Mongolian hot spots
A CHINESE proverb says that when Mongolians party Asia locks its doors. That's hardly surprising considering that Mongolia's golden age was Genghis Khan's reign of terror, a time when Mongolians happily cultivated a reputation for excessive rape and pillage.
In more recent times Ulan Bator vied with East Berlin for the dubious distinction of being the world's most hopeless entertainment centre. Now things have moved on again. The winter nights in the world's coldest capital may still be as long and as dark, but they are no longer as boring. Seventy years of strict Stalinism, preceded by three centuries of orthodox Lamaism, and now the Mongolians cannot get enough nightlife.
Every few weeks there is a new sensation. One week heralded the opening of a new French restaurant, La Renaissance; the week before a midnight striptease began at the Emon nightclub; and before that a Hong Kong entrepreneur dreaming of a Las Vegas on the steppes opened his Mongolian casino.
Ulan Bator now has something to cater to every taste from heavy rock to Mongolian rap and even a chanteuse crooning in French.
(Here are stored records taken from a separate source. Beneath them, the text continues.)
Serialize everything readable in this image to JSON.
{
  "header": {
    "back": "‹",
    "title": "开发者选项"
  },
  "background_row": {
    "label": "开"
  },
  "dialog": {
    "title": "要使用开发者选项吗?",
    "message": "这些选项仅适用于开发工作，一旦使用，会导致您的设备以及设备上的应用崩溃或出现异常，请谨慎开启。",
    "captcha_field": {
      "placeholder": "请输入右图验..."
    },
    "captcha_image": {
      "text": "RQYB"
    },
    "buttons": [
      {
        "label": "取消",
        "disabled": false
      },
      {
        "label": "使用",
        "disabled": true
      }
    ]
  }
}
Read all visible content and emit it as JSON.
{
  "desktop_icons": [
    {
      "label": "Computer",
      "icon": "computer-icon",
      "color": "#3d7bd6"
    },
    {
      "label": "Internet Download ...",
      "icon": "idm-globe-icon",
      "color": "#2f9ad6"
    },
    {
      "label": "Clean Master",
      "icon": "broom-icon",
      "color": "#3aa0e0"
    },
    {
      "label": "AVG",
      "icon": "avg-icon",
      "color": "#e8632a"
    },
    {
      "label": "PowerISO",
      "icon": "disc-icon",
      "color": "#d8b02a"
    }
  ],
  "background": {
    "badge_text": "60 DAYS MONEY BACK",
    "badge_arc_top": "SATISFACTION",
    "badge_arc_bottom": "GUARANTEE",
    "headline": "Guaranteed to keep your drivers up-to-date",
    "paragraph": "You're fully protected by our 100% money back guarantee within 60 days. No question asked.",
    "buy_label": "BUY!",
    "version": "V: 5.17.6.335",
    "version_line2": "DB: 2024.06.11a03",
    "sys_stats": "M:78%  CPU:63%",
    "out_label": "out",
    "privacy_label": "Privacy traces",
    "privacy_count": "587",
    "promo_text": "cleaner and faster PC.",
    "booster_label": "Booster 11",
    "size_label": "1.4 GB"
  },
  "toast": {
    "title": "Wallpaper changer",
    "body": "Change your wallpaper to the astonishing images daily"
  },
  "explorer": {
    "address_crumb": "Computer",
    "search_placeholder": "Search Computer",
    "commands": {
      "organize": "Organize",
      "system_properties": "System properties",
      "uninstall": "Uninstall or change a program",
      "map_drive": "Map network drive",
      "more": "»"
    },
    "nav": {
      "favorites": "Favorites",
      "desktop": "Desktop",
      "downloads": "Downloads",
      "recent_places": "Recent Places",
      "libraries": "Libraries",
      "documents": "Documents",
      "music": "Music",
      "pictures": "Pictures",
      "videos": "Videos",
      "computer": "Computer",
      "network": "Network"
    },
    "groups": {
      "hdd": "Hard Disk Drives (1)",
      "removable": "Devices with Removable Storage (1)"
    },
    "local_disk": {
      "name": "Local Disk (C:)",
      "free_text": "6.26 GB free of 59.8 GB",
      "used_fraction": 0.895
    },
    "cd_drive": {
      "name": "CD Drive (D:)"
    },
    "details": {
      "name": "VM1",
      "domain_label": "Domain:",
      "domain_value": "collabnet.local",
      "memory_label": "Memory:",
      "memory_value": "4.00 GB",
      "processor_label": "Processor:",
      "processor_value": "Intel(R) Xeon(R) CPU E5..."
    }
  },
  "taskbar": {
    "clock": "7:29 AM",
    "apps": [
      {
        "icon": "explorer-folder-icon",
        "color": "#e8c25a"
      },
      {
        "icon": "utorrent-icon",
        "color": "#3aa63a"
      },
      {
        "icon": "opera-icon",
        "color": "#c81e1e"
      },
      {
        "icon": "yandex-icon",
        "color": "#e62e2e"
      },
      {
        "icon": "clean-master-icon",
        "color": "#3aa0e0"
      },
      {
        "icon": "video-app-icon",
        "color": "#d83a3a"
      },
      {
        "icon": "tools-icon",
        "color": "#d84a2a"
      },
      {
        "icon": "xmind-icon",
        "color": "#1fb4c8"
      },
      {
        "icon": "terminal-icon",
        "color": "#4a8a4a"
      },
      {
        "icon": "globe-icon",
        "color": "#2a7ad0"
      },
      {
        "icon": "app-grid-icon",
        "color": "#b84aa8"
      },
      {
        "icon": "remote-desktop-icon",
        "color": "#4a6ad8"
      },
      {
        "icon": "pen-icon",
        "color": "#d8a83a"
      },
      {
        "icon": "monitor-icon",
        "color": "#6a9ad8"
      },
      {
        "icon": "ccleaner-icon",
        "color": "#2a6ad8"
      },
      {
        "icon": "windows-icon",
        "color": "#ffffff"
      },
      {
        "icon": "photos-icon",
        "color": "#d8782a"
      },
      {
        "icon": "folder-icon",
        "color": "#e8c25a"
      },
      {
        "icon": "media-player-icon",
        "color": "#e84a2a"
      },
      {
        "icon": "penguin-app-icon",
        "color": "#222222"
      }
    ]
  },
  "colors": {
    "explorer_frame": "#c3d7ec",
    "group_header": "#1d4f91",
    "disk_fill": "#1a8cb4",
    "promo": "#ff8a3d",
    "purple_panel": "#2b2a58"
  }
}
In half a dozen nightclubs the dancing goes on until 6 am and the only measure served seems to be a triple.
Six years ago when Mongolia finally threw off its Soviet yoke, Ulan Bator's streets emptied of both people and cars after 7 pm. Only two bars existed in the whole city of 600,000 people, both serving slack-jawed Russian conscripts and resigned Eastern European tourists. These were in the Ulan Bator and the Bayangol Hotels, in whose entrances secret policemen in leather jackets could be seen trussling with hopeful Mongolians trying to sneak in.
Only the British Embassy provided an alternative venue for the tiny community of Westerners when, on Friday nights, the Steppe Inn opened. In those days the food supply in Ulan Bator was so bad that British diplomats invested part of their spare time trying to grow their own fresh vegetables, a feat which so impressed the Mongolian Ministry of Agriculture that locals were urged to study their example.
After the democrats swept the ex-communist People's Revolutionary Party from power last July, things have changed. La Chaumiere Restaurant offers such delicacies as patisserie aux crevettes served by waiters sporting bow-ties and you can even order a decent bottle of Italian Friruli wine to wash it down. Such is the wide range of foreign cuisine now available that the Tourism Ministry boasts how visitors 'can eat in a different restaurant every night'. In addition to Japanese, Korean, Bulgarian, Russian, Czech and Indian eateries, there is the Countryside, with its Wild West decor and waitresses dressed as cowgirls.